The film, which is nominated for an Oscar in the best documentary category with two other films about the black experience, “13th” and “O.J.: Made in America,” takes a sweeping look at the socially constructed race relations in America. After last year’s “#OscarsSoWhite controversy,” the film makes history by breaking the cycle of academy award films of Black history that are about slavery.

The motion picture captures Baldwin’s attempts to humanize Black people in America during the civil rights movement and shows the importance for today’s Black Lives Matter movement.

Peck flawlessly embodies Baldwin’s literary style in explaining the conceptual problems of slavery in which race has limited significance in the biological sense, yet remains a powerful influence over individual lives and social realities.

The film explored the shifting and contested meaning of race across geographical space and historical time.

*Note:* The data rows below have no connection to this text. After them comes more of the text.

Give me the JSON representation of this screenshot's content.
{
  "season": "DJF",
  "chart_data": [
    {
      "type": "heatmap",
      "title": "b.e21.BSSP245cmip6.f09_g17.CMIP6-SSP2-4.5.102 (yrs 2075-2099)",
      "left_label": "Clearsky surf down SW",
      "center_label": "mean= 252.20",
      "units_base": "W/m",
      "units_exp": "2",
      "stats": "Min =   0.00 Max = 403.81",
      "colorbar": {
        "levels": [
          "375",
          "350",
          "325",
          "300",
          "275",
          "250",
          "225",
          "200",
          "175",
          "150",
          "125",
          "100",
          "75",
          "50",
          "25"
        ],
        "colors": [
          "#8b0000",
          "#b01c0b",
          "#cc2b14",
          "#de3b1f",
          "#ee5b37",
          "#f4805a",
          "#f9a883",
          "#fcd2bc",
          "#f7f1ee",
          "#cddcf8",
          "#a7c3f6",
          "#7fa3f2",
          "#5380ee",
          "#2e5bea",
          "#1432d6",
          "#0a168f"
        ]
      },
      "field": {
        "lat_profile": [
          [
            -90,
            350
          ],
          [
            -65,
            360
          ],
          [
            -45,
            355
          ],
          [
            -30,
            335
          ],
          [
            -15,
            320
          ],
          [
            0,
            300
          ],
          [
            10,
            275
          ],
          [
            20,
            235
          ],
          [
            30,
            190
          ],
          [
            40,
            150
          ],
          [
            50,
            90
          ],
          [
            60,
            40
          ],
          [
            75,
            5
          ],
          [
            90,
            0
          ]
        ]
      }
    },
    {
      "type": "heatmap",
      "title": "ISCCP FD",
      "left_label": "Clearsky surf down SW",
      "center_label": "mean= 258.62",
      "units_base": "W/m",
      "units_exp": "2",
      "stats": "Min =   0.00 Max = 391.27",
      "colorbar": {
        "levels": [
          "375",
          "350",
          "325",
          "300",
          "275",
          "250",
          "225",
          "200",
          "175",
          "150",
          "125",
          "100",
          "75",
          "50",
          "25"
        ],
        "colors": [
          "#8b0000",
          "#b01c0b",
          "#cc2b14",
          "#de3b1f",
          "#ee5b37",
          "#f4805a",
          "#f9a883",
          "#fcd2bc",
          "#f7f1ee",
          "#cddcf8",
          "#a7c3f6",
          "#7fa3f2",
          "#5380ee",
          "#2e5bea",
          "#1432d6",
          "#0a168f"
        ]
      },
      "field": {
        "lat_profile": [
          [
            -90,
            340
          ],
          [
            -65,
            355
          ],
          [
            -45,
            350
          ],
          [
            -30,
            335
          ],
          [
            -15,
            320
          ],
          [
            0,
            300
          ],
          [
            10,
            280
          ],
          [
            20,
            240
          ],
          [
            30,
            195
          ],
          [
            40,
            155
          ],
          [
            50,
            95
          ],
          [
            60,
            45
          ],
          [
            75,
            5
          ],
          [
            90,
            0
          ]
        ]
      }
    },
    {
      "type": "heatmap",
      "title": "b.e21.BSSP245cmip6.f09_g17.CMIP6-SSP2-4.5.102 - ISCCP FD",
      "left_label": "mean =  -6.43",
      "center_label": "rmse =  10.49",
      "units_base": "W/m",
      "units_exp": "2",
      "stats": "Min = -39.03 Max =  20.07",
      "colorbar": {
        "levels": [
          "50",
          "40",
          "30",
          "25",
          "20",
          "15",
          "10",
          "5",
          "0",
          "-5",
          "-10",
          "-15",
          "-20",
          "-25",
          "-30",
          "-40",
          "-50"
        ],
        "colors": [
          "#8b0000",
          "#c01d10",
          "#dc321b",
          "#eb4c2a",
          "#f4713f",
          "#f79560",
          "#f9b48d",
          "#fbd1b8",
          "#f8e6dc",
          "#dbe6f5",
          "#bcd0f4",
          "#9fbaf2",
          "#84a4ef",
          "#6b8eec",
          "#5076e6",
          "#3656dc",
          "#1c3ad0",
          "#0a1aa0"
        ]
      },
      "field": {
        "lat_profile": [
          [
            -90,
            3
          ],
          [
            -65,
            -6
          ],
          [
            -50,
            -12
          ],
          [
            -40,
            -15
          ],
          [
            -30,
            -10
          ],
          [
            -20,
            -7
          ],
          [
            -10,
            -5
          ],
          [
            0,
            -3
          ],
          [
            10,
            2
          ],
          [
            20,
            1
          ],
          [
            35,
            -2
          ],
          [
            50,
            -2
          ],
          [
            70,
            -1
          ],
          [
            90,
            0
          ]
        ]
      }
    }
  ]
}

In one scene in particular, Peck shows how the black community reunited in the hopes for justice because of the 2014 killing of Michael Brown in Ferguson, Missouri by a police officer. This scene was contrasted by the civil rights protests in the south during the 1950s and 1960s.

“I Am Not Your Negro” describes race and racism as a global problem manifested differently in various times and places.

Viewers learn a lot about Baldwin’s life throughout the film and how he ran away to Europe in 1948 only to return shortly after to claim the social responsibility of educating not only White Americans, but also educating our government about Black tolerance.

Peck saw the vision of Baldwin’s original story “Remember This House,” and was able to broaden it by analyzing the contemporary American conception of race and explored racism as the historical phenomena that it is. The film effortlessly shows the idea of race for what it is, not biological but as a social construct.

This is an Oscar worthy film that scrutinizes racism as something that is “done,” enacted by groups of people consciously and unconsciously, and considers the problem of how these frameworks have been challenged throughout United States history.

Baldwin and Peck remind us why Black lives always have and still matter.